Ambositra 11-11-15
Non so bene cosa raccontare, ci sarebbero tante cose da dire ma vorrei che ognuno di voi potesse immaginare come è il Madagascar… Vi darò qualche spunto..
La terra non è marrone ma è rossa, i paesaggi cambiano spesso, si passa da un paesaggio di collina, a un paesaggio di pianura con risaie. Il clima è mite con un sole non troppo forte ma che viene spazzato via dalle nuvole per far posto ai famosi acquazzoni africani che durano 10 minuti e, come niente fosse, subito dopo ritorna il sole .
La popolazione del Madagascar è composta da varie etnie e da varie religioni, i bambini sono sempre pronti ad urlare “Vazaha” al primo bianco che incontrano oppure a chiedere “Bombon” per poi scappare via.

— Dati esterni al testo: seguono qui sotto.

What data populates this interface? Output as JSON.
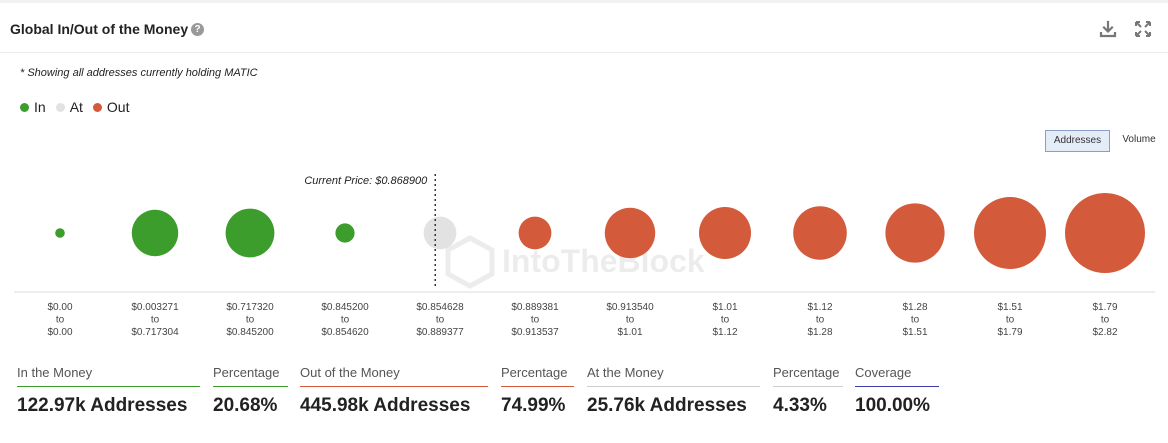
{
  "header": {
    "title": "Global In/Out of the Money",
    "help_glyph": "?"
  },
  "note": "* Showing all addresses currently holding MATIC",
  "legend": [
    {
      "label": "In",
      "color": "#3c9c2c"
    },
    {
      "label": "At",
      "color": "#e2e2e2"
    },
    {
      "label": "Out",
      "color": "#d35a3a"
    }
  ],
  "toggles": {
    "addresses": "Addresses",
    "volume": "Volume",
    "active": "addresses"
  },
  "watermark": "IntoTheBlock",
  "chart_data": {
    "type": "scatter",
    "current_price_label": "Current Price: $0.868900",
    "buckets": [
      {
        "from": "$0.00",
        "to": "$0.00",
        "status": "in",
        "relative_size": 0.12
      },
      {
        "from": "$0.003271",
        "to": "$0.717304",
        "status": "in",
        "relative_size": 0.58
      },
      {
        "from": "$0.717320",
        "to": "$0.845200",
        "status": "in",
        "relative_size": 0.61
      },
      {
        "from": "$0.845200",
        "to": "$0.854620",
        "status": "in",
        "relative_size": 0.24
      },
      {
        "from": "$0.854628",
        "to": "$0.889377",
        "status": "at",
        "relative_size": 0.41
      },
      {
        "from": "$0.889381",
        "to": "$0.913537",
        "status": "out",
        "relative_size": 0.41
      },
      {
        "from": "$0.913540",
        "to": "$1.01",
        "status": "out",
        "relative_size": 0.63
      },
      {
        "from": "$1.01",
        "to": "$1.12",
        "status": "out",
        "relative_size": 0.65
      },
      {
        "from": "$1.12",
        "to": "$1.28",
        "status": "out",
        "relative_size": 0.67
      },
      {
        "from": "$1.28",
        "to": "$1.51",
        "status": "out",
        "relative_size": 0.74
      },
      {
        "from": "$1.51",
        "to": "$1.79",
        "status": "out",
        "relative_size": 0.9
      },
      {
        "from": "$1.79",
        "to": "$2.82",
        "status": "out",
        "relative_size": 1.0
      }
    ],
    "to_word": "to",
    "current_price_after_bucket": 3.95
  },
  "stats": [
    {
      "label": "In the Money",
      "value": "122.97k Addresses",
      "color": "#3c9c2c"
    },
    {
      "label": "Percentage",
      "value": "20.68%",
      "color": "#3c9c2c"
    },
    {
      "label": "Out of the Money",
      "value": "445.98k Addresses",
      "color": "#d35a3a"
    },
    {
      "label": "Percentage",
      "value": "74.99%",
      "color": "#d35a3a"
    },
    {
      "label": "At the Money",
      "value": "25.76k Addresses",
      "color": "#cccccc"
    },
    {
      "label": "Percentage",
      "value": "4.33%",
      "color": "#cccccc"
    },
    {
      "label": "Coverage",
      "value": "100.00%",
      "color": "#3d3da8"
    }
  ],
  "icons": [
    "help-icon",
    "download-icon",
    "expand-icon"
  ]
}
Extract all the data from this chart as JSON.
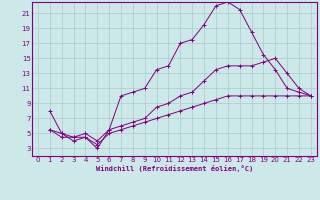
{
  "xlabel": "Windchill (Refroidissement éolien,°C)",
  "bg_color": "#cce8e8",
  "line_color": "#800080",
  "grid_color": "#aacccc",
  "xlim": [
    -0.5,
    23.5
  ],
  "ylim": [
    2,
    22.5
  ],
  "xticks": [
    0,
    1,
    2,
    3,
    4,
    5,
    6,
    7,
    8,
    9,
    10,
    11,
    12,
    13,
    14,
    15,
    16,
    17,
    18,
    19,
    20,
    21,
    22,
    23
  ],
  "yticks": [
    3,
    5,
    7,
    9,
    11,
    13,
    15,
    17,
    19,
    21
  ],
  "series": [
    {
      "x": [
        1,
        2,
        3,
        4,
        5,
        6,
        7,
        8,
        9,
        10,
        11,
        12,
        13,
        14,
        15,
        16,
        17,
        18,
        19,
        20,
        21,
        22,
        23
      ],
      "y": [
        8,
        5,
        4,
        4.5,
        3,
        5.5,
        10,
        10.5,
        11,
        13.5,
        14,
        17,
        17.5,
        19.5,
        22,
        22.5,
        21.5,
        18.5,
        15.5,
        13.5,
        11,
        10.5,
        10
      ]
    },
    {
      "x": [
        1,
        2,
        3,
        4,
        5,
        6,
        7,
        8,
        9,
        10,
        11,
        12,
        13,
        14,
        15,
        16,
        17,
        18,
        19,
        20,
        21,
        22,
        23
      ],
      "y": [
        5.5,
        5,
        4.5,
        5,
        4,
        5.5,
        6,
        6.5,
        7,
        8.5,
        9,
        10,
        10.5,
        12,
        13.5,
        14,
        14,
        14,
        14.5,
        15,
        13,
        11,
        10
      ]
    },
    {
      "x": [
        1,
        2,
        3,
        4,
        5,
        6,
        7,
        8,
        9,
        10,
        11,
        12,
        13,
        14,
        15,
        16,
        17,
        18,
        19,
        20,
        21,
        22,
        23
      ],
      "y": [
        5.5,
        4.5,
        4.5,
        4.5,
        3.5,
        5,
        5.5,
        6,
        6.5,
        7,
        7.5,
        8,
        8.5,
        9,
        9.5,
        10,
        10,
        10,
        10,
        10,
        10,
        10,
        10
      ]
    }
  ],
  "xlabel_fontsize": 5.0,
  "tick_fontsize": 5.0,
  "linewidth": 0.7,
  "markersize": 3.0
}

Cercherò di non annoiarvi con quello che vi voglio raccontare, ma sono semplicemente alcune piccole riflessioni dopo quasi un mese dal mio arrivo ad Ambositra.
“ La straniera sono io”
Arrivata ad Ambositra di sabato sera, domenica mattina sono andata a messa insieme a Don Giovanni che mi ha portato con lui per partecipare alla messa in carcere. Ecco, non dovete immaginare un carcere italiano perché non ci assomiglia per nulla. Dovete immaginare quattro stanzoni per quattrocento persone. Dentro i quali durante il giorno si cucina, c’è chi vende qualcosa (frutta, riso pesce, sigarette tutta roba portata dai parenti ai carcerati).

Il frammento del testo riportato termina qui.